Sazak Ghost Town - Turkey
The Treaty of Lausanne which marked the end of the Graeco-Turkish war at the start of the 20th century also marked the end of many villages and towns in Greece and Turkey as it paved the way for population exchanges, effectively ethnic cleansing.
Sazak is one of the villages in question when in 1923, the inhabitants were told to pack up just what they could and boarded onto buses and lorries ready to be taken to the border with Greece. Many of the town’s inhabitants exoected their homes to be repopulated with Turks being exiled from Greece. However this failed to materialise, the Turks were moved to refugee camps and then gradually filtered into the main cities for jobs.
Today, Sazak is a ghost town, remaining exactly as it was that day over 85 years ago when the inhabitants bade a tearful farewell to the homes their families had lived in for generations.
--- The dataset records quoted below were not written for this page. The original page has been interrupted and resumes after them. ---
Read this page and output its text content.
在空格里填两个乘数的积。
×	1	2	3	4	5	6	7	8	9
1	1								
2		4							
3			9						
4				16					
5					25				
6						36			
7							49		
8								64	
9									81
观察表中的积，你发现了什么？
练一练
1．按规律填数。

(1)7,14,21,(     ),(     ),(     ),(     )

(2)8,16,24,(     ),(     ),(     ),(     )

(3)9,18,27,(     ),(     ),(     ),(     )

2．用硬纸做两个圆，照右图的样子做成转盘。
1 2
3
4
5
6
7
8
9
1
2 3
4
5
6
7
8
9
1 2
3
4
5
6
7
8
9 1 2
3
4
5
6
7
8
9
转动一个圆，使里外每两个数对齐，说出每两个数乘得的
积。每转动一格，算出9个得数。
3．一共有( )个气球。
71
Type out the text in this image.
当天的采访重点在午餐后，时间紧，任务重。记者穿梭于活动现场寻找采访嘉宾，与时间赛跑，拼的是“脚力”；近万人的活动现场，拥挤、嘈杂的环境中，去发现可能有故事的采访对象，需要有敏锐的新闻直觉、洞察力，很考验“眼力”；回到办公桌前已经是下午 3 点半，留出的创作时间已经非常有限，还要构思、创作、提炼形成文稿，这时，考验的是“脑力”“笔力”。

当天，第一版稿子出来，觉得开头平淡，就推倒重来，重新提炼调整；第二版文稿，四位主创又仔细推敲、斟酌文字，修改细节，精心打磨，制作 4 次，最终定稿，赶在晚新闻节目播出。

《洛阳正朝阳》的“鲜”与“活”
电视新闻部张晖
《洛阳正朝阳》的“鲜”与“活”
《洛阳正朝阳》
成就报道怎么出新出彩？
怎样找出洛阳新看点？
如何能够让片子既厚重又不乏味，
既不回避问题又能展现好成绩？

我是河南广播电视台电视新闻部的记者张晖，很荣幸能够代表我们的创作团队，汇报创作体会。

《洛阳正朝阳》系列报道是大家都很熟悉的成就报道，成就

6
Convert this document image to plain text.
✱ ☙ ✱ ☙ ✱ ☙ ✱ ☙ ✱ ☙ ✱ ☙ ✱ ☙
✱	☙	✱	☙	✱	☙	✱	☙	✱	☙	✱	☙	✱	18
The village lies on the Karaburun peninsula, close to the city of Izmir yet the two places couldn’t be more different. Izmir is a thriving cosmopolitan city whilst Sazak sleeps on stuck in time.
Only the occasional tourist ventures to the village, not so much to see its crumbling houses and rusting farm machinery but to walk the spectacular gorges and dizzying heights which make the area popular with hikers. In fact, during the winter the whole peninsula empties as those who depend on the tourist industry retreat to the cities for the quiet season.
Times are changing though and discussions are underway to begin a ferry service to the peninsula from Izmir which is expected to bring about a regeneration of the area. Plans are already in place to renovate buildings in Sazak to provide tourist accommodation. And so it could be that nearly a century after the heyday of the village, life could return.